The high cost of insulin is putting a strain on many Americans. Some are having to make life-threatening decisions, to buy their insulin or pay for food and shelter.
The cost of insulin nearly tripled from 2002 to 2013 and has doubled again since then.
56-year-old , Philip Anderson is a type 2 diabetic. He says his insulin has gone up 100 percent over the past 3 years. "My insurance was paying less and less so my out of pocket was more and more each time," says Anderson.
A recent survey by the Diabetes Association found 27 percent of people in their study said cost had affected their use or purchase of insulin. Many of them were regularly taking less than their doctor prescribed, missing doses or switching to a different insulin.
FDA Commissioner Scott Gottlieb blasted insulin makers last week for what he called unacceptably high prices for a decades-old drug. And he rolled out a list of new guidelines for the industry he says will spur competition in the insulin market and bring down the drug’s cost when they take effect in 2020.
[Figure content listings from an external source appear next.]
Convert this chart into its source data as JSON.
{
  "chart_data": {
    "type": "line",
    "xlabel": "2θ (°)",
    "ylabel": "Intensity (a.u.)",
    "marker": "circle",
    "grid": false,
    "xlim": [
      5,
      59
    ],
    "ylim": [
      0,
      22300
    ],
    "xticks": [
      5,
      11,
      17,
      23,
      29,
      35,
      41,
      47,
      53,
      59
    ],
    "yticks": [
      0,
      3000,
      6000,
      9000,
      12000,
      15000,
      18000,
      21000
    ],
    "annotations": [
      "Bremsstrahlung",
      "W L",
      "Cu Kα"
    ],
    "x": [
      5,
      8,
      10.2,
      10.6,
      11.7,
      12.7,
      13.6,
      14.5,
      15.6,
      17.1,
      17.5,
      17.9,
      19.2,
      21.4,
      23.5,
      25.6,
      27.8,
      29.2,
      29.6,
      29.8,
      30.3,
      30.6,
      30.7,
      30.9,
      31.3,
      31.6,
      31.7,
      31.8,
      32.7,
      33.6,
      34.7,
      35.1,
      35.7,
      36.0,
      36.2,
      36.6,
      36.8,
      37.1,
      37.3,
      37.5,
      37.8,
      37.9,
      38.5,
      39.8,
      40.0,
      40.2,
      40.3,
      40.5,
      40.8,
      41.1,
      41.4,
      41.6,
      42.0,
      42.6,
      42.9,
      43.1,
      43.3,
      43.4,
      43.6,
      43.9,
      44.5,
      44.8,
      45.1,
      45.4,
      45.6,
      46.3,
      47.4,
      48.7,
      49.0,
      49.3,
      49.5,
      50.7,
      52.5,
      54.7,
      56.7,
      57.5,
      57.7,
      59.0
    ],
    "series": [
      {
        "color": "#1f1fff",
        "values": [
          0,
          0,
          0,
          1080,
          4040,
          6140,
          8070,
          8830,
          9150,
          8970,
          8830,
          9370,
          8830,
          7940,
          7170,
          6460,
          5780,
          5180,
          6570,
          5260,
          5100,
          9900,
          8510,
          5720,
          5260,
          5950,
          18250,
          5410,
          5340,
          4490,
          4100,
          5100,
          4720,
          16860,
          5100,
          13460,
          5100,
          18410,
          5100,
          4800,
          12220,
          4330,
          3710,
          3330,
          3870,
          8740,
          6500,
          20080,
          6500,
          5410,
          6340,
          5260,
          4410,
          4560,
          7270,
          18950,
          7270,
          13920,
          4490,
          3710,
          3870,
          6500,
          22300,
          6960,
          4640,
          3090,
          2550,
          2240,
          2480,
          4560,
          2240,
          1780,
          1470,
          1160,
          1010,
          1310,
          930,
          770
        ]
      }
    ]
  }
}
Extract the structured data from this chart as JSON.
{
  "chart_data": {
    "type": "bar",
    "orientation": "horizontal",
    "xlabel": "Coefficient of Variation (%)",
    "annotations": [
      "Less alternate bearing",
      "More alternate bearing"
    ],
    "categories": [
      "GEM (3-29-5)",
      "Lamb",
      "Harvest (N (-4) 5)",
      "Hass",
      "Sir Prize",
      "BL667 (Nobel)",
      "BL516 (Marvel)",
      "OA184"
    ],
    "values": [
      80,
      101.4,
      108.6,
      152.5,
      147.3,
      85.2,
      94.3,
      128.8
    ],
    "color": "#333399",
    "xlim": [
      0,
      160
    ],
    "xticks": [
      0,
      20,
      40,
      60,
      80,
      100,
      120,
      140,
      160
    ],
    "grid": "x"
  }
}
Three companies — Eli Lilly, Novo Nordisk, Sanofi Aventis — control 90 percent of the insulin market, and that lack of competition has led to escalating prices in recent years.
Health and Human Services Secretary, Eric Hargan talked about sky highs drug prices while he was in Atlanta at the Centers for Disease Control and Prevention recently. He says, " we are going to try to update a lot of our programs so that they can take advantage of tools that we see have worked in the private sector and allow those good insights to be brought to the government."